Regardless of the addiction treatment center you decide to check into, there is one thing you can be sure of, meaning the high care quality. While in recovery, patients are closely monitored by various specialists and therapists. They are forming a strong network of support, helping patients overcome their intense cravings and work towards recovery. For many patients, the immediate availability of help is of great comfort.

Inpatient detox, the first cornerstone of recovery

All the opioid painkillers are addictive, whether they are medication or synthetic drugs. They will cause the brain to seek more of the same substance, in order to experience the desired effects. Should they attempt to stop, most people will go through the withdrawal period. Common symptoms are the ones mentioned above, but it is important to remember that these can vary from one person to the other. The brain basically produces these symptoms to "convince" one to take more opioids, with the person in question struggling to function and perform even the most basic tasks.

Inpatient addiction treatment programs always begin with the initial detox period. Patients are assisted to overcome the intense withdrawal period, often with a combination of medication and counseling. Medication might be administered to ease withdrawal and make the associated symptoms more bearable. All the treatments are directly monitored by trained physicians. Once the withdrawal period has been conquered, one can focus exclusively on the recovery process, which might entail various therapies and counseling. During the detox period, another goal is to prevent the health-related complications related to the drug abuse.

Therapies used in opioid painkiller recovery

Once the patient has overcome withdrawal, it is time to begin the actual recovery. Depending on each patient, different therapeutic methods might be employed, with a regular assessment of the progress made. If one also struggles with mental health issues, such as depression or anxiety, additional therapies might be recommended. Patients are taught to cope with real situations, without resorting to painkillers. As a result, they might also understand that their health issues can be handled in other ways.

If you are also battling an addiction to alcohol or other stimulants, you might want to choose a program that covers all of these issues. It is important to remember that all the intervention plans take into consideration the patient's medical history and any treatments taken for co-existing conditions. In most centers, standard therapeutic options include psychological counseling and cognitive behavioral therapy. Additional available therapies might include energy healing and Reiki, guided imagery, chiropractic treatments, aromatherapy, music therapy, hypnosis, biofeedback, art therapy, massage therapy, animal therapy, or acupuncture.

Patients are always handled by a multidisciplinary intervention team, with a holistic approach to recovery. New therapies might be introduced regularly, including motivational enhancement therapy, mindfulness-based cognitive therapy, interpersonal therapy, dialectical behavioral therapy, acceptance commitment therapy. As for the success rates of such programs, these vary from one facility to the other. Patients who manage to overcome the initial detox period and stay on the right track towards recovery present the best chances of success. Teenagers might also present high success rates, as they are removed from the peer pressure, being able to focus on their recovery. Long programs are associated with satisfactory results, as patients have more time to work on their addiction and its root causes at the same time.
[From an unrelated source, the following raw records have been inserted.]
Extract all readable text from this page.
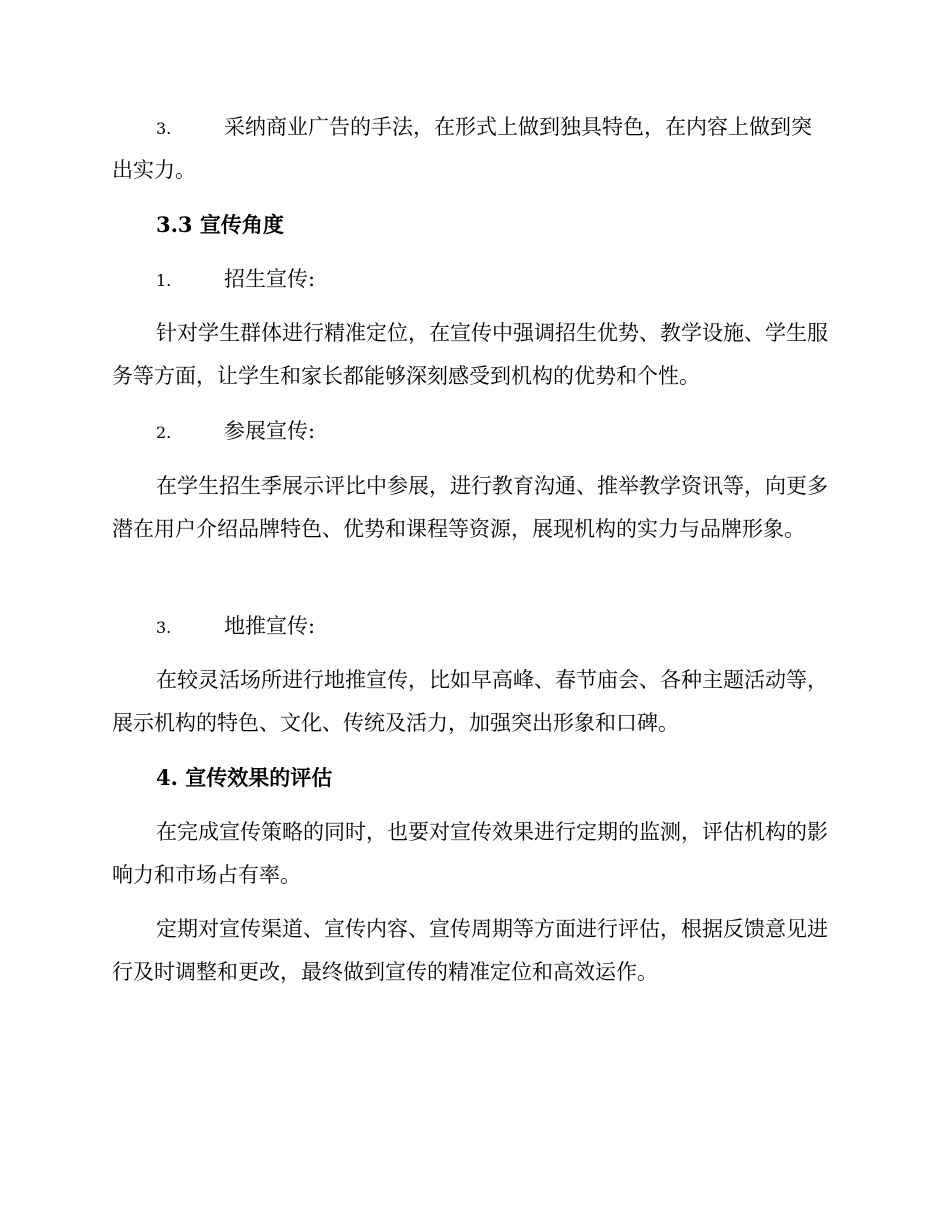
3.	采纳商业广告的手法，在形式上做到独具特色，在内容上做到突
出实力。
3.3 宣传角度
1.	招生宣传:
针对学生群体进行精准定位，在宣传中强调招生优势、教学设施、学生服务等方面，让学生和家长都能够深刻感受到机构的优势和个性。
2.	参展宣传:
在学生招生季展示评比中参展，进行教育沟通、推举教学资讯等，向更多潜在用户介绍品牌特色、优势和课程等资源，展现机构的实力与品牌形象。
3.	地推宣传:
在较灵活场所进行地推宣传，比如早高峰、春节庙会、各种主题活动等，展示机构的特色、文化、传统及活力，加强突出形象和口碑。
4. 宣传效果的评估
在完成宣传策略的同时，也要对宣传效果进行定期的监测，评估机构的影响力和市场占有率。
定期对宣传渠道、宣传内容、宣传周期等方面进行评估，根据反馈意见进行及时调整和更改，最终做到宣传的精准定位和高效运作。
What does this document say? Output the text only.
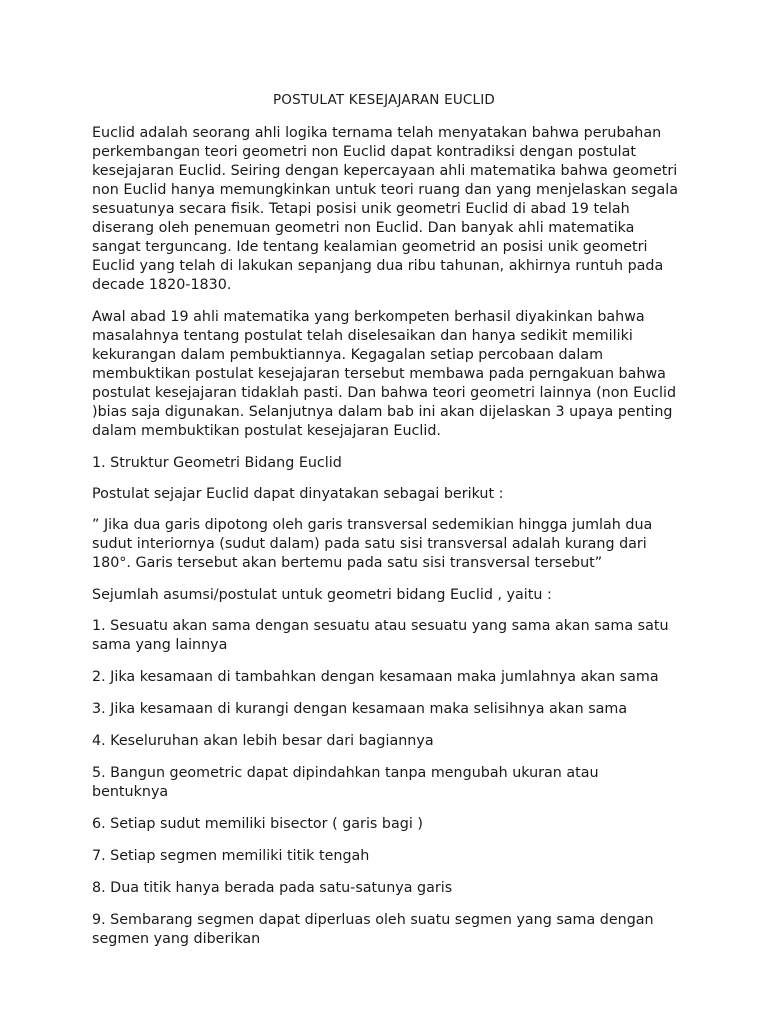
POSTULAT KESEJAJARAN EUCLID

Euclid adalah seorang ahli logika ternama telah menyatakan bahwa perubahan perkembangan teori geometri non Euclid dapat kontradiksi dengan postulat kesejajaran Euclid. Seiring dengan kepercayaan ahli matematika bahwa geometri non Euclid hanya memungkinkan untuk teori ruang dan yang menjelaskan segala sesuatunya secara fisik. Tetapi posisi unik geometri Euclid di abad 19 telah diserang oleh penemuan geometri non Euclid. Dan banyak ahli matematika sangat terguncang. Ide tentang kealamian geometrid an posisi unik geometri Euclid yang telah di lakukan sepanjang dua ribu tahunan, akhirnya runtuh pada decade 1820-1830.

Awal abad 19 ahli matematika yang berkompeten berhasil diyakinkan bahwa masalahnya tentang postulat telah diselesaikan dan hanya sedikit memiliki kekurangan dalam pembuktiannya. Kegagalan setiap percobaan dalam membuktikan postulat kesejajaran tersebut membawa pada perngakuan bahwa postulat kesejajaran tidaklah pasti. Dan bahwa teori geometri lainnya (non Euclid )bias saja digunakan. Selanjutnya dalam bab ini akan dijelaskan 3 upaya penting dalam membuktikan postulat kesejajaran Euclid.

1. Struktur Geometri Bidang Euclid

Postulat sejajar Euclid dapat dinyatakan sebagai berikut :

” Jika dua garis dipotong oleh garis transversal sedemikian hingga jumlah dua sudut interiornya (sudut dalam) pada satu sisi transversal adalah kurang dari 180°. Garis tersebut akan bertemu pada satu sisi transversal tersebut”

Sejumlah asumsi/postulat untuk geometri bidang Euclid , yaitu :

1. Sesuatu akan sama dengan sesuatu atau sesuatu yang sama akan sama satu sama yang lainnya

2. Jika kesamaan di tambahkan dengan kesamaan maka jumlahnya akan sama

3. Jika kesamaan di kurangi dengan kesamaan maka selisihnya akan sama

4. Keseluruhan akan lebih besar dari bagiannya

5. Bangun geometric dapat dipindahkan tanpa mengubah ukuran atau bentuknya

6. Setiap sudut memiliki bisector ( garis bagi )

7. Setiap segmen memiliki titik tengah

8. Dua titik hanya berada pada satu-satunya garis

9. Sembarang segmen dapat diperluas oleh suatu segmen yang sama dengan segmen yang diberikan
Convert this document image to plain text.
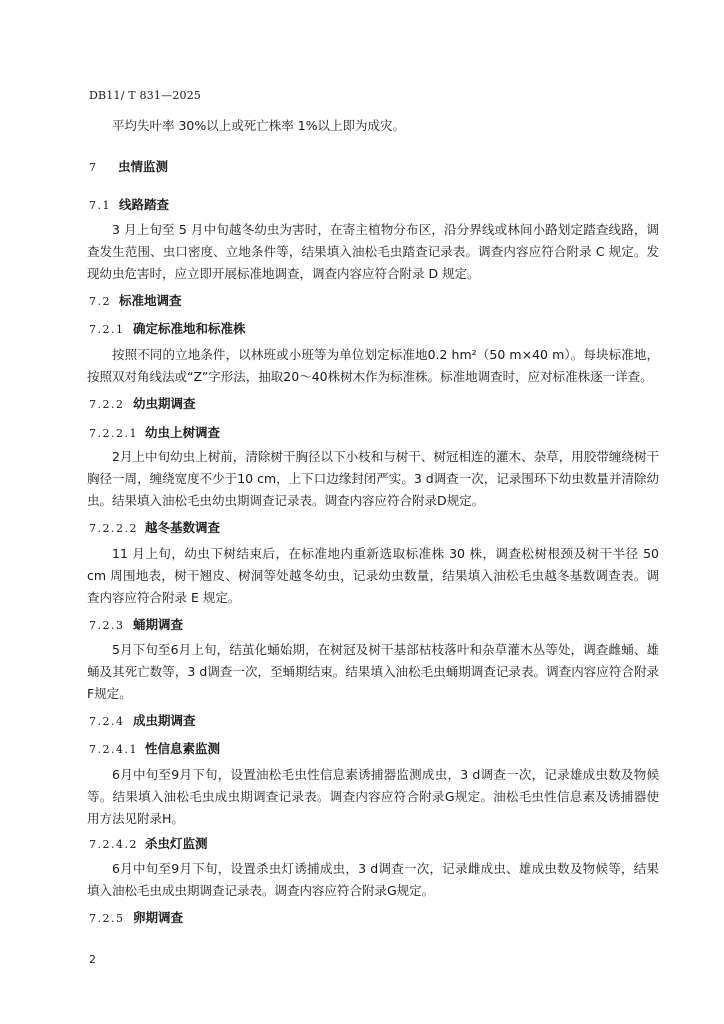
DB11/ T 831—2025

平均失叶率 30%以上或死亡株率 1%以上即为成灾。

7 虫情监测
7.1 线路踏查

3 月上旬至 5 月中旬越冬幼虫为害时，在寄主植物分布区，沿分界线或林间小路划定踏查线路，调查发生范围、虫口密度、立地条件等，结果填入油松毛虫踏查记录表。调查内容应符合附录 C 规定。发现幼虫危害时，应立即开展标准地调查，调查内容应符合附录 D 规定。

7.2 标准地调查
7.2.1 确定标准地和标准株

按照不同的立地条件，以林班或小班等为单位划定标准地0.2 hm²（50 m×40 m）。每块标准地，按照双对角线法或“Z”字形法，抽取20～40株树木作为标准株。标准地调查时，应对标准株逐一详查。

7.2.2 幼虫期调查
7.2.2.1 幼虫上树调查

2月上中旬幼虫上树前，清除树干胸径以下小枝和与树干、树冠相连的灌木、杂草，用胶带缠绕树干胸径一周，缠绕宽度不少于10 cm，上下口边缘封闭严实。3 d调查一次，记录围环下幼虫数量并清除幼虫。结果填入油松毛虫幼虫期调查记录表。调查内容应符合附录D规定。

7.2.2.2 越冬基数调查

11 月上旬，幼虫下树结束后，在标准地内重新选取标准株 30 株，调查松树根颈及树干半径 50 cm 周围地表，树干翘皮、树洞等处越冬幼虫，记录幼虫数量，结果填入油松毛虫越冬基数调查表。调查内容应符合附录 E 规定。

7.2.3 蛹期调查

5月下旬至6月上旬，结茧化蛹始期，在树冠及树干基部枯枝落叶和杂草灌木丛等处，调查雌蛹、雄蛹及其死亡数等，3 d调查一次，至蛹期结束。结果填入油松毛虫蛹期调查记录表。调查内容应符合附录F规定。

7.2.4 成虫期调查
7.2.4.1 性信息素监测

6月中旬至9月下旬，设置油松毛虫性信息素诱捕器监测成虫，3 d调查一次，记录雄成虫数及物候等。结果填入油松毛虫成虫期调查记录表。调查内容应符合附录G规定。油松毛虫性信息素及诱捕器使用方法见附录H。

7.2.4.2 杀虫灯监测

6月中旬至9月下旬，设置杀虫灯诱捕成虫，3 d调查一次，记录雌成虫、雄成虫数及物候等，结果填入油松毛虫成虫期调查记录表。调查内容应符合附录G规定。

7.2.5 卵期调查
2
If you are struggling with an addiction to opioid painkillers, the most important thing to do is seek out specialized help. You can get all the support you need in a specialized facility, choosing an inpatient addiction program that meets your needs. Patients benefit from personalized intervention plans, with a regular assessment of the progress made. They are helped to overcome the difficult withdrawal period and work on their recovery, learning how to cope with chronic health issues and real life situations, as well as how to address potential triggers without relying on opioids.